I love incorporating the flavors of the season into my cupcakes. Chocolate mint is comforting in the winter and is absolutely delicious in this cupcake. Top with a drizzling of chocolate and crushed peppermint sticks for that extra touch.
- Cook Time
- Prep Time
- 12 cupcakes ServingsServings
- 1 1/4 cup all purpose flour
- 1/2 cup cocoa powder
- 1/3 cup canola oil
- 1 tsp vanilla
- 3/4 tsp baking soda
- 3/4 cup buttermilk (Pareve: Add 3/4 tbsp lemon juice to 3/4 cup soy milk)
- 1/2 cup semisweet chocolate chips
- 1/4 tsp salt
- 1 cup granulated sugar
- 1 egg
- 1 cup butter (Pareve-Margarine)
- 1 tsp vanilla
- 3 cups powdered sugar (Add more with discretion for thicker frosting)
- 3 tbsp heavy cream or milk (Pareve: Soymilk works just fine)
- Crushed Peppermint Candy Canes or Sticks
Preheat oven to 350°F and line your cupcake pan with your desired cupcake wrappers.
Whisk flour, cocoa powder, baking soda and salt together in a small bowl.
Whisk sugar, oil, egg and vanilla in a large bowl until smooth.
Whisk in the flour mixture from your small bowl and your buttermilk, alternating each.
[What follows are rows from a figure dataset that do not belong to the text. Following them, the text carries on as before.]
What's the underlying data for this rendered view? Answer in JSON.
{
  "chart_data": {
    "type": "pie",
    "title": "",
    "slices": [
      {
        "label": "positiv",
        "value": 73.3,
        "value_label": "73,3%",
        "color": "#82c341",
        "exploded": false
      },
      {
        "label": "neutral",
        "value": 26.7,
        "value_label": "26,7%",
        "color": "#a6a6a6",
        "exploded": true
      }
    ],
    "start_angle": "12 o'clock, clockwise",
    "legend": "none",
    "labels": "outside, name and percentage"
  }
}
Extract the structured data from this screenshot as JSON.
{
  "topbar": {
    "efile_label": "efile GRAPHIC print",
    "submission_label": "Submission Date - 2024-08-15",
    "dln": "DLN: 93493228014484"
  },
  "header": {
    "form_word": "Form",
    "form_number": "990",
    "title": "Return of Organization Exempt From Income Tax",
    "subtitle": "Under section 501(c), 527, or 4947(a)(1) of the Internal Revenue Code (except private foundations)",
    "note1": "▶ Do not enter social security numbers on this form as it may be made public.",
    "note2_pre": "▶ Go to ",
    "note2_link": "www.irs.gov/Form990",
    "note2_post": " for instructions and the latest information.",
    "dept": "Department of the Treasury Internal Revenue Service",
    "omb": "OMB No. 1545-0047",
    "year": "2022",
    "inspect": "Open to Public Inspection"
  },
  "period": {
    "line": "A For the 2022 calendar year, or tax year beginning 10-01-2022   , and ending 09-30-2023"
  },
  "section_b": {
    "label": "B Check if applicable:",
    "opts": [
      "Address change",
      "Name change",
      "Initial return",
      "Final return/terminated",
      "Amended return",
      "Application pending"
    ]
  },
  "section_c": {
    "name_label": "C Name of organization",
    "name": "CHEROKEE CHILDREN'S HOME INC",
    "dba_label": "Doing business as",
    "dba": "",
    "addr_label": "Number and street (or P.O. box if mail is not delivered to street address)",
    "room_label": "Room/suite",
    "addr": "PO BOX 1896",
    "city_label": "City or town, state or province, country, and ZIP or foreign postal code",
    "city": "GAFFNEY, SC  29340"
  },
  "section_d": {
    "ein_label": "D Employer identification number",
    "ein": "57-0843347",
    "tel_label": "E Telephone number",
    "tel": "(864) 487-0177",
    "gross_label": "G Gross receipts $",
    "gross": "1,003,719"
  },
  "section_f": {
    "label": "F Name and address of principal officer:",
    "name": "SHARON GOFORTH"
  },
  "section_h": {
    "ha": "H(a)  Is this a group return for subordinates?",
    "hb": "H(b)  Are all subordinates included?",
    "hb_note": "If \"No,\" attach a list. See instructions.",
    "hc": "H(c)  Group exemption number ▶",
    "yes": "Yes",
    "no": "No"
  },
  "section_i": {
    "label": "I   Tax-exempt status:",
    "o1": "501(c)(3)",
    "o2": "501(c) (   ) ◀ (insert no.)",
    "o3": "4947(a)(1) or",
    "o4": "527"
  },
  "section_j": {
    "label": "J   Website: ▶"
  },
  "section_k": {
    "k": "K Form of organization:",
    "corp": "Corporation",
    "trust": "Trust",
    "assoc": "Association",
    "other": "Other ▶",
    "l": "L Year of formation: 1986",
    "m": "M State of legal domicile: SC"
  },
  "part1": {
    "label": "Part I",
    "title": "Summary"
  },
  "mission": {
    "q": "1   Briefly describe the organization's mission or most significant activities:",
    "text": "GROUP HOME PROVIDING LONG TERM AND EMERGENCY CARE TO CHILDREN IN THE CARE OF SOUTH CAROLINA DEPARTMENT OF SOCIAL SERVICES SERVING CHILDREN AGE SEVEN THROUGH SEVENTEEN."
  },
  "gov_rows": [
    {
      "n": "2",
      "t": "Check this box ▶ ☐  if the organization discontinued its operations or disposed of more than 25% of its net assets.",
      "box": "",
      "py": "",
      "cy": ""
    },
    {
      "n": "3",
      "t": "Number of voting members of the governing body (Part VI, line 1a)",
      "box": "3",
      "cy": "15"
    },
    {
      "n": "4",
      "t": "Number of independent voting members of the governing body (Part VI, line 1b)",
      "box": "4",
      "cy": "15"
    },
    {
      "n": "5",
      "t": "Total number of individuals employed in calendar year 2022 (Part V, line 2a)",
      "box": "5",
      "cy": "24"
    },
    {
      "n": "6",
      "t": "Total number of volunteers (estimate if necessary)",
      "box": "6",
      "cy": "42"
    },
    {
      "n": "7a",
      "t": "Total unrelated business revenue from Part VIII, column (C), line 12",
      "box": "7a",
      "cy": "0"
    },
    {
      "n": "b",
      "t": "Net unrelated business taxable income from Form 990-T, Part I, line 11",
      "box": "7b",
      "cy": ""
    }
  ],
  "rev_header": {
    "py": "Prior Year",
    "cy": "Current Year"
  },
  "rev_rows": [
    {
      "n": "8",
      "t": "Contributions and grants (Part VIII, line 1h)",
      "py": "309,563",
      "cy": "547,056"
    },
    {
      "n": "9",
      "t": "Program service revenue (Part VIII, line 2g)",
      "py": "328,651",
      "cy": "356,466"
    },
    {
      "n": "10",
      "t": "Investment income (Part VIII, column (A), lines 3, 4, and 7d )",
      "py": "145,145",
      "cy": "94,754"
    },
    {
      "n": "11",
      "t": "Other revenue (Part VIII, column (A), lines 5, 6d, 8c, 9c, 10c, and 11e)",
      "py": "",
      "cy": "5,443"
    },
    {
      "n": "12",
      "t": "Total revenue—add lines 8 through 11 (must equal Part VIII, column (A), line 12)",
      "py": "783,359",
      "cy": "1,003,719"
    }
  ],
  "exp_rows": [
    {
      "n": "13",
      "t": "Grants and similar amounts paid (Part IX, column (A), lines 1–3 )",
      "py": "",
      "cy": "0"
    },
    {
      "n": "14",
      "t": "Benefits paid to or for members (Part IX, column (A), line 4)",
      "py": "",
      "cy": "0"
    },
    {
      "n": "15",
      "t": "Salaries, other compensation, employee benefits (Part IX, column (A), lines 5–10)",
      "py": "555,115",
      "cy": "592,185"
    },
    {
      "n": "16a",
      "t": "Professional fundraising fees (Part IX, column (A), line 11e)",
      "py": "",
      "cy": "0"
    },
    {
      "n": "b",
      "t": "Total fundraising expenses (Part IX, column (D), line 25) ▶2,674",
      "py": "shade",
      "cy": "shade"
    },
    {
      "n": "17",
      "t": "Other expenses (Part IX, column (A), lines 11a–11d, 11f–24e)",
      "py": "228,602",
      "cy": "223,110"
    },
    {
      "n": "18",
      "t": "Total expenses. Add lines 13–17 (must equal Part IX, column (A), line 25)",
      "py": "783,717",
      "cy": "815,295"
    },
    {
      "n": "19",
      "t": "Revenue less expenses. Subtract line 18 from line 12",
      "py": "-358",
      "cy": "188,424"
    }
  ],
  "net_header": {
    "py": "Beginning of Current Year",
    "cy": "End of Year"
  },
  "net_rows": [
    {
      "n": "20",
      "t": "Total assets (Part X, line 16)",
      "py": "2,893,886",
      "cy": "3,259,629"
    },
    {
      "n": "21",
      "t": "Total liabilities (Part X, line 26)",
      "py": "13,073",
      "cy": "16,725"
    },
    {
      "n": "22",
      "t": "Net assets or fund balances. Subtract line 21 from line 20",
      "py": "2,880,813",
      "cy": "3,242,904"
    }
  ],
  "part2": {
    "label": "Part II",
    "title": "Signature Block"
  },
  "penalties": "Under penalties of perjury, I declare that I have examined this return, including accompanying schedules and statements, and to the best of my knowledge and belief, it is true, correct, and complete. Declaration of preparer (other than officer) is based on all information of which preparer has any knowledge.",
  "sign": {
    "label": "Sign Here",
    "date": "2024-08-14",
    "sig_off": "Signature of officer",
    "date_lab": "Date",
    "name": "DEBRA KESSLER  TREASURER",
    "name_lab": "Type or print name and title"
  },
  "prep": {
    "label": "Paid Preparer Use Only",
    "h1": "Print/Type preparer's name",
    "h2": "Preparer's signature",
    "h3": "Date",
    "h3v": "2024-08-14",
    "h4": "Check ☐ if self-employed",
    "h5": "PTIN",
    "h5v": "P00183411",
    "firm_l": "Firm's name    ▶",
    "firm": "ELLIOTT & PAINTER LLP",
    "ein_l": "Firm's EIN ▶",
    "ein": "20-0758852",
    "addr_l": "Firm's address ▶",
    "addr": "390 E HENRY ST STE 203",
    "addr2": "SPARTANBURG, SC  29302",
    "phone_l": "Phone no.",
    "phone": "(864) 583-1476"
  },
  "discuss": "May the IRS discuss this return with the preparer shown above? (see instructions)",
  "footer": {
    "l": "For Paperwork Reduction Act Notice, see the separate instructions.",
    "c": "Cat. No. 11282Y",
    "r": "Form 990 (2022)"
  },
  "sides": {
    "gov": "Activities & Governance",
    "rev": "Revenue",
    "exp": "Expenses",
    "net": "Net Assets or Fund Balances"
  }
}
Make there additions of the flour mixture and two of the buttermilk. Beat until batter is smooth. Then you can stir in your chocolate chips.
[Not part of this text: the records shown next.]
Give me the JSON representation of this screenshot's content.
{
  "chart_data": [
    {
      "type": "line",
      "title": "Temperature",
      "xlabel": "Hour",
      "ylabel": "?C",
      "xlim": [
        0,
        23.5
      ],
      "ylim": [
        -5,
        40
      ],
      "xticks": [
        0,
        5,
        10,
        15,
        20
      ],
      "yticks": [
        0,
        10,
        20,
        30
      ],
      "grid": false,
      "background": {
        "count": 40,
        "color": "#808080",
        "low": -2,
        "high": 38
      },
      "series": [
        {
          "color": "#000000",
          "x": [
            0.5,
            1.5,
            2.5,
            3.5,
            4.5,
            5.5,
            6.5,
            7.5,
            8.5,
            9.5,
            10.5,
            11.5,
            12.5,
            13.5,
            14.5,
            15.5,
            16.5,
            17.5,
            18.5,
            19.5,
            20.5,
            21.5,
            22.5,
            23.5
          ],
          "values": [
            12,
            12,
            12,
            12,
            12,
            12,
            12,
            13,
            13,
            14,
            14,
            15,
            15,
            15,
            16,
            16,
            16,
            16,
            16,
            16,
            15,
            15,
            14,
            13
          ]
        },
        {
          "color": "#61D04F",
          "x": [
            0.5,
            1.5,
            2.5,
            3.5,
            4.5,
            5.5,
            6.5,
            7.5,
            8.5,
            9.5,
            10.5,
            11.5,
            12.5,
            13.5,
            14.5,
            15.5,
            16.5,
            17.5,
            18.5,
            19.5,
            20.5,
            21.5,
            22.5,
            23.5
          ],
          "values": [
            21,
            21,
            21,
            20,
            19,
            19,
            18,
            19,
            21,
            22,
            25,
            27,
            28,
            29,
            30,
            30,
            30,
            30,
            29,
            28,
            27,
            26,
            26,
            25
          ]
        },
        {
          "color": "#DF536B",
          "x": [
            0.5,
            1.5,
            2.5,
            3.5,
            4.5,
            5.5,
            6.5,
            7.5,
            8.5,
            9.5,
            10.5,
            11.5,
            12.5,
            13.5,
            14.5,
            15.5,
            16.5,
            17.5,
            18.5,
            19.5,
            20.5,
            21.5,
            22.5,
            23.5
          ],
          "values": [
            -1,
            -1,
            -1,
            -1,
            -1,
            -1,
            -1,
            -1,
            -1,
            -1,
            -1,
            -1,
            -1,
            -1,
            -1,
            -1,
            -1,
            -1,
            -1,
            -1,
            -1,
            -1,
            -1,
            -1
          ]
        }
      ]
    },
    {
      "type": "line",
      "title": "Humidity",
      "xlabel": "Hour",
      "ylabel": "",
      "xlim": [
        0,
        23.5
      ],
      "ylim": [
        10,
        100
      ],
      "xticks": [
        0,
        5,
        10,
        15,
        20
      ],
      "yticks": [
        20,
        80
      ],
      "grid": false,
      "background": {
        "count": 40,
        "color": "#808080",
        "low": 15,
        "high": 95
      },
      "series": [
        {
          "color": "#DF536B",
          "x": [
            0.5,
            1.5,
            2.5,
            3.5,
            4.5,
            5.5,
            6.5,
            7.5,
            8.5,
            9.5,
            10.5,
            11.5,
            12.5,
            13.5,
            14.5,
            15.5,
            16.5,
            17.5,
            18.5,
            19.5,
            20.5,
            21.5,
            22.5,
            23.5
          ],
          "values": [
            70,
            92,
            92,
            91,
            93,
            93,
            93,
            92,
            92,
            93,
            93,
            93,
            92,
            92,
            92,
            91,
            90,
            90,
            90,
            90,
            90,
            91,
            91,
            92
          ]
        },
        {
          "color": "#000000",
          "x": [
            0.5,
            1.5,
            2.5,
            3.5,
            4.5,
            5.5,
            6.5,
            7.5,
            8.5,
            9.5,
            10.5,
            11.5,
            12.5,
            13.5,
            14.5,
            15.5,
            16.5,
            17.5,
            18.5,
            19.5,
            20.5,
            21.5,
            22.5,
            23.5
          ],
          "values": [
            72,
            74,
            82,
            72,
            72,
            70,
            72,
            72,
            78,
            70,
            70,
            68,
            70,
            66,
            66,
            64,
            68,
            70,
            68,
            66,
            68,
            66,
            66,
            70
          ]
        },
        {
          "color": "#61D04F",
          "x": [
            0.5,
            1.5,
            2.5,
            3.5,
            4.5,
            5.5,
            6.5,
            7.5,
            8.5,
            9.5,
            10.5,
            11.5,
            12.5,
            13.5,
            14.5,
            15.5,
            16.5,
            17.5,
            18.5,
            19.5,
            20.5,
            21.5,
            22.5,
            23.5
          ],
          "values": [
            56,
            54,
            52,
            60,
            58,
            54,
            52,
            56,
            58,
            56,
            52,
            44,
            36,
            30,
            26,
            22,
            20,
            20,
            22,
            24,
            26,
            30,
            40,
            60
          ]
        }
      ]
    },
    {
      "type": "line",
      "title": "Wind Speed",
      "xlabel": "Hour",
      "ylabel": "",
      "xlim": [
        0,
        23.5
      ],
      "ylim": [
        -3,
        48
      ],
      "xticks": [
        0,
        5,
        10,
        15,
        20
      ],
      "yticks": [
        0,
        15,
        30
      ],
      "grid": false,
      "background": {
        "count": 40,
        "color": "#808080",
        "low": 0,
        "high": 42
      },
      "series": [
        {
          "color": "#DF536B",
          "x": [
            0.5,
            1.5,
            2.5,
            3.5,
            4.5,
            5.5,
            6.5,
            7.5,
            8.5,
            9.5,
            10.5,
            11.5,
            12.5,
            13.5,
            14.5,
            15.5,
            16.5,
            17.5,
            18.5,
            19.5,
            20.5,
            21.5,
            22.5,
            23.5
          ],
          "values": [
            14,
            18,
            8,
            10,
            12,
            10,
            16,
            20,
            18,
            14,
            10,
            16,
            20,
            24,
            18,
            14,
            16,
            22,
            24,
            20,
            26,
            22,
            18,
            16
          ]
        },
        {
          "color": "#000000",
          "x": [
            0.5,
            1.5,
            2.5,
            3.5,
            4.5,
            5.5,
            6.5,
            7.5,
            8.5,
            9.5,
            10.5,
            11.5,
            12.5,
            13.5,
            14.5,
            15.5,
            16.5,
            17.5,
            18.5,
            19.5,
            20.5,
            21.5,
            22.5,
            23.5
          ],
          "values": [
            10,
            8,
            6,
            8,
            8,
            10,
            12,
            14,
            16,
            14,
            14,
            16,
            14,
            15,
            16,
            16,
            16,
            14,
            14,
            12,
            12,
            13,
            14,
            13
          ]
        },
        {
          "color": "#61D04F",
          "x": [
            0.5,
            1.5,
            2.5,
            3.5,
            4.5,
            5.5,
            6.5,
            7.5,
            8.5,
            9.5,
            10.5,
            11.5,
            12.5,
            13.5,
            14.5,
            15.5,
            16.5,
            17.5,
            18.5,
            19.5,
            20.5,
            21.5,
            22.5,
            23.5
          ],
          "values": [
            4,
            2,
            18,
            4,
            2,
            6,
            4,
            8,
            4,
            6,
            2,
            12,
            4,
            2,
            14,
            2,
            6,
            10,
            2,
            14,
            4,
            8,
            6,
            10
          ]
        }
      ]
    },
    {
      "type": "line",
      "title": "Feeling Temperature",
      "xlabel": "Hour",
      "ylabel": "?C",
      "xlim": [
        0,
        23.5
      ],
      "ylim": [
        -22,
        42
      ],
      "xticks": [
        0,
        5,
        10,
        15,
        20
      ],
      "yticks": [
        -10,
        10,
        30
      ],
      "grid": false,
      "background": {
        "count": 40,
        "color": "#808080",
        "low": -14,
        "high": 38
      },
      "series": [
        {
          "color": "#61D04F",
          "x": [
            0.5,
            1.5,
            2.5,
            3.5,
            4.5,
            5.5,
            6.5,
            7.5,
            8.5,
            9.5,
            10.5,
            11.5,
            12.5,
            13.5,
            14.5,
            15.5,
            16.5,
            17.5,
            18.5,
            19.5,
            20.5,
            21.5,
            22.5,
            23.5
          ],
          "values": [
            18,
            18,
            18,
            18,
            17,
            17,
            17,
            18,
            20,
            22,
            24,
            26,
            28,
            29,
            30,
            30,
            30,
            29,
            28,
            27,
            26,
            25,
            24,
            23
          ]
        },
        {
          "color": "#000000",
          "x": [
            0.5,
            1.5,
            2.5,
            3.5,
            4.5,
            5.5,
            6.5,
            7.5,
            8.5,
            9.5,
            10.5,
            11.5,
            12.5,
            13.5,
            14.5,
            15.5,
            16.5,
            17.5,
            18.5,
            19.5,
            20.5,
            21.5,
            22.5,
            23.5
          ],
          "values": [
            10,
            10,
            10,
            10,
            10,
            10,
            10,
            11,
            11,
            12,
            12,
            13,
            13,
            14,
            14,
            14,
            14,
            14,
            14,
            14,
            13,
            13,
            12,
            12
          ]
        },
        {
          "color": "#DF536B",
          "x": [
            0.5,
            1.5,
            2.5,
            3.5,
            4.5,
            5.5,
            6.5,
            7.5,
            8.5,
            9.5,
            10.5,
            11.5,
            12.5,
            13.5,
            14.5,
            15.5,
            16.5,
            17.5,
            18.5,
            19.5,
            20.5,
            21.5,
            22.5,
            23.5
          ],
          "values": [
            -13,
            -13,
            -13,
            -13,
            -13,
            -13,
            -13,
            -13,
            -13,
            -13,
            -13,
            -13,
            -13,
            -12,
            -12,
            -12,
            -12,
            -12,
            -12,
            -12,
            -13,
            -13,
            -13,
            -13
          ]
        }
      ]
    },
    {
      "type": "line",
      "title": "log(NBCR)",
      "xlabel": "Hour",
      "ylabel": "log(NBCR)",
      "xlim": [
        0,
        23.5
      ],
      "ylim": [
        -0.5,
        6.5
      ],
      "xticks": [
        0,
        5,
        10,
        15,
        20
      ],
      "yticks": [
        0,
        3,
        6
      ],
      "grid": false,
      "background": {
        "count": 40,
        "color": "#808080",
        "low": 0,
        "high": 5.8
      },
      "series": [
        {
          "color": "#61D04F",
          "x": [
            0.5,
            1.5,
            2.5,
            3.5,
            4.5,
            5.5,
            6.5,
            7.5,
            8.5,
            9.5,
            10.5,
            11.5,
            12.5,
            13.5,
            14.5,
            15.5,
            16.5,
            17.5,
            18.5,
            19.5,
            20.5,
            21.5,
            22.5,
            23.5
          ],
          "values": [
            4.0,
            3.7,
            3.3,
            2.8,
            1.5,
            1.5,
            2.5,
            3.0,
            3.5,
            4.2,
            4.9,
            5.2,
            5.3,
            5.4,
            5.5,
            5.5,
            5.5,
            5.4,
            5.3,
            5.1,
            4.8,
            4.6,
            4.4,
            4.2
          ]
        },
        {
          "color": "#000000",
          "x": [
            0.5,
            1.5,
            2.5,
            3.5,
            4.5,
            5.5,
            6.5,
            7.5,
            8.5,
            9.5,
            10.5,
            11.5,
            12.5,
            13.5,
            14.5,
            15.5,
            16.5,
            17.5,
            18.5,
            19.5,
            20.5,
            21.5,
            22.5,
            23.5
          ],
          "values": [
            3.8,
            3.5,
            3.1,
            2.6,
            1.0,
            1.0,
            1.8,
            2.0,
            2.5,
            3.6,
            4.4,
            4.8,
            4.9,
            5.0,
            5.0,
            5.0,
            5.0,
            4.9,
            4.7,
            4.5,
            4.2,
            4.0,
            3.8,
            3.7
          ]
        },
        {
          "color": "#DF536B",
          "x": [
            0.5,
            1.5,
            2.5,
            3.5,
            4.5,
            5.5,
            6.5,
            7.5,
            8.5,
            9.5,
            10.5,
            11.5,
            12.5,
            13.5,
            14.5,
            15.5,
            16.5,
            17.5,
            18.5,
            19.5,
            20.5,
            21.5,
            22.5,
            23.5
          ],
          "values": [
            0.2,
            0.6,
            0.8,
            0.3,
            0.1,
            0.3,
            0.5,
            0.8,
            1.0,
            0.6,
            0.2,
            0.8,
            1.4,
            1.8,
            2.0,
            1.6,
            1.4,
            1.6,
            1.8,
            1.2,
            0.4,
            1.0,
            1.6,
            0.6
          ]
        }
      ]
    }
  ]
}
Scoop batter into your prepared pan. Bake for 22 to 27 minutes, or until tops of cupcakes spring back when lightly touched. I like to stick a toothpick in one and if it comes out clean of any cake, you know they are ready. Let cool in pan on rack for about 10 minutes. Then you can let them cool completely on rack out of the pan.
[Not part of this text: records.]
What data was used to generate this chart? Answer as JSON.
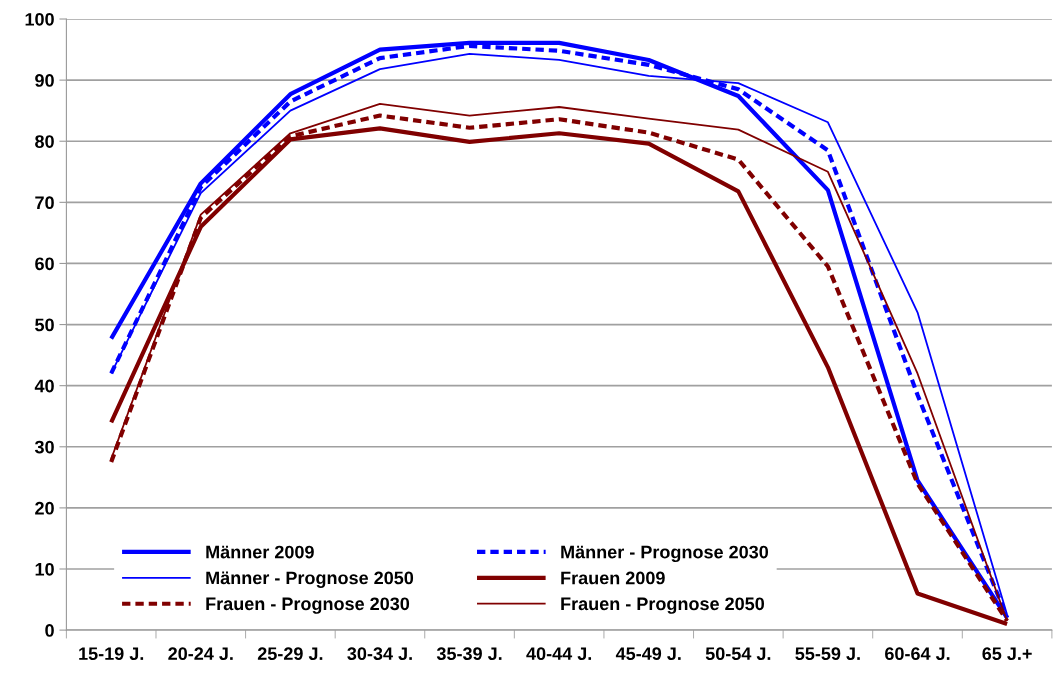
{
  "chart_data": {
    "type": "line",
    "categories": [
      "15-19 J.",
      "20-24 J.",
      "25-29 J.",
      "30-34 J.",
      "35-39 J.",
      "40-44 J.",
      "45-49 J.",
      "50-54 J.",
      "55-59 J.",
      "60-64 J.",
      "65 J.+"
    ],
    "ylim": [
      0,
      100
    ],
    "yticks": [
      0,
      10,
      20,
      30,
      40,
      50,
      60,
      70,
      80,
      90,
      100
    ],
    "grid": "y",
    "legend": "bottom left",
    "series": [
      {
        "name": "Männer 2009",
        "color": "#0000ff",
        "line_style": "solid",
        "values": [
          47.7,
          73.1,
          87.7,
          95.0,
          96.1,
          96.1,
          93.3,
          87.4,
          72.0,
          24.5,
          2.0
        ]
      },
      {
        "name": "Männer - Prognose 2030",
        "color": "#0000ff",
        "line_style": "dashed",
        "values": [
          42.0,
          72.5,
          86.5,
          93.6,
          95.6,
          94.8,
          92.5,
          88.5,
          78.5,
          38.5,
          2.0
        ]
      },
      {
        "name": "Männer - Prognose 2050",
        "color": "#0000ff",
        "line_style": "solid",
        "values": [
          42.0,
          71.5,
          85.0,
          91.8,
          94.3,
          93.3,
          90.7,
          89.5,
          83.1,
          52.0,
          2.5
        ]
      },
      {
        "name": "Frauen 2009",
        "color": "#800000",
        "line_style": "solid",
        "values": [
          34.0,
          66.0,
          80.3,
          82.1,
          79.9,
          81.3,
          79.6,
          71.8,
          43.0,
          6.0,
          1.0
        ]
      },
      {
        "name": "Frauen - Prognose 2030",
        "color": "#800000",
        "line_style": "dashed",
        "values": [
          27.5,
          67.5,
          80.8,
          84.2,
          82.2,
          83.6,
          81.4,
          77.0,
          59.5,
          24.0,
          1.5
        ]
      },
      {
        "name": "Frauen - Prognose 2050",
        "color": "#800000",
        "line_style": "solid",
        "values": [
          28.0,
          68.0,
          81.3,
          86.1,
          84.2,
          85.6,
          83.7,
          81.9,
          75.0,
          42.0,
          1.5
        ]
      }
    ]
  }
}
In a standing mixer, beat butter (or margarine) until creamy. Mix in vanilla and powdered sugar. Add one tablespoon of heavy cream or milk at a time until buttercream is soft. Crush your candy canes in a food processor until VERY fine and add into buttercream.
Chocolate Drizzle and Candy Pieces:
Melt chocolate chips on double broiler or in microwave until chocolate is smooth. Drizzle over cupcakes with spoon. Sprinkle any remaining processed candy pieces on top.